Marion Price Daniel, Sr. served Texas for forty years, holding a number of offices at the state and national level. Daniel was born in Dayton, Texas on October 10, 1910, earned his law degree from Baylor University in 1932, and worked as a defense attorney in Liberty, TX, until his election to the Texas House of Representatives in 1938. His political career then steadily advanced: he was elected Speaker of the Texas House of Representatives in 1943, Texas Attorney General in 1947, and U.S. Senator from Texas in 1952. In 1957 he was elected Governor of Texas, a position he held until 1963. From 1967 to 1969 he headed the Office of Emergency Preparedness under President Lyndon B. Johnson, and from 1971 to 1978 served as Associate Justice of the Texas Supreme Court. Some endeavors for which Price Daniel became best known are his defense of Texas ownership of its tidelands, his defense of the University of Texas Law School in the 1950 Sweatt v. Painter desegregation case, his staunch opposition to a state sales tax, and his key role in the construction of the Texas State and Library Archives building on the Capitol grounds. Price Daniel died in 1988 and is buried on his family ranch in Liberty.
The Tidelands Oil Case was part of a larger tidelands controversy where the United States government began reacquiring submerged land from various state seashores. Texas became involved when oil was discovered in these areas under dispute, specifically between low tide and three leagues (10.35 miles) from shore. This land, some 2,440,650 acres, was mapped out by Sam Houston soon after Texas gained its independence from Mexico in 1836. The United States and President Andrew Jackson recognized this boundary, along with Texas' independence in 1837. The boundary was also recognized by President James K. Polk and the Supreme Court upon Texas' annexation in 1845. The School Land Board was eventually allowed to sell mineral leases with all earnings used for public schools.

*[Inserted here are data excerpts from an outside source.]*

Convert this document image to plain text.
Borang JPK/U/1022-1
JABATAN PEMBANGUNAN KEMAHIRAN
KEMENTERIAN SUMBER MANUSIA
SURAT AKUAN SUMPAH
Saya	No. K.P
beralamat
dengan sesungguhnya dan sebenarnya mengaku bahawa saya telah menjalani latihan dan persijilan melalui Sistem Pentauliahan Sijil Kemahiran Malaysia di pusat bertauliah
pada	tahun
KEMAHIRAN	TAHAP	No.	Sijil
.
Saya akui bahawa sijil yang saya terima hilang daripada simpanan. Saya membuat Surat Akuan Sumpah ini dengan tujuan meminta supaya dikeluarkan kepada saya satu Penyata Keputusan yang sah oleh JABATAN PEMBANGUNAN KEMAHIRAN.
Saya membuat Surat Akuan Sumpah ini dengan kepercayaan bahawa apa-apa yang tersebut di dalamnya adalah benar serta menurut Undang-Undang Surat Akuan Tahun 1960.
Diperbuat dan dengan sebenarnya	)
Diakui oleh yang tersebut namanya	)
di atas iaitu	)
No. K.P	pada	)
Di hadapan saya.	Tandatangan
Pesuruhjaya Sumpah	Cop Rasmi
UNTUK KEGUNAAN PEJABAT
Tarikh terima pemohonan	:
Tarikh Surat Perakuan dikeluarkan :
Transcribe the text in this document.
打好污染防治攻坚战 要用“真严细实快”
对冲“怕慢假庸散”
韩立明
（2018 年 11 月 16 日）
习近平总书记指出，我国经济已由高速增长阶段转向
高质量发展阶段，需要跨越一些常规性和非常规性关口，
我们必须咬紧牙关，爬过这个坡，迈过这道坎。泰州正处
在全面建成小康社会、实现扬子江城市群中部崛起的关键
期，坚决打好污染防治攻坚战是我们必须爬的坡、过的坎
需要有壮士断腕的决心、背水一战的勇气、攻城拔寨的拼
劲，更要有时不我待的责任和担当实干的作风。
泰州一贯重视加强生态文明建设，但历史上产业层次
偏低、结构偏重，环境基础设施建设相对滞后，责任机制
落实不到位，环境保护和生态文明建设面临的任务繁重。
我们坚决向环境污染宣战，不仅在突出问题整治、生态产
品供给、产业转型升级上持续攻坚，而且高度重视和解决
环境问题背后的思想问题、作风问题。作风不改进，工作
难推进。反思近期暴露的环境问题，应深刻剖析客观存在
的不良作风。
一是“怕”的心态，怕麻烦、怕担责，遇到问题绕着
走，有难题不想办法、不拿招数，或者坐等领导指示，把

1946 saw a Congressional bill pass that favored California's (a state undergoing similar disputes) claim to submerged land only for it to be vetoed by President Harry Truman. However, Texas was viewed as a special case by many, including Truman, due to the state joining voluntarily as an independent entity. Truman eventually recanted this view after his 1948 reelction. Texas was brought to court by the attorney general, under Truman's guidance. The matter was wrought over in various government branches, and a clear resolution was not reached until 1953 when President Dwight D. Eisenhower signed a bill protecting Texas' ownership. Unfortunately, the matter was again brought up in Congress and once more in the Supreme Court where Texas successfully defended its claim in 1960, a decision that forevermore validated the claim.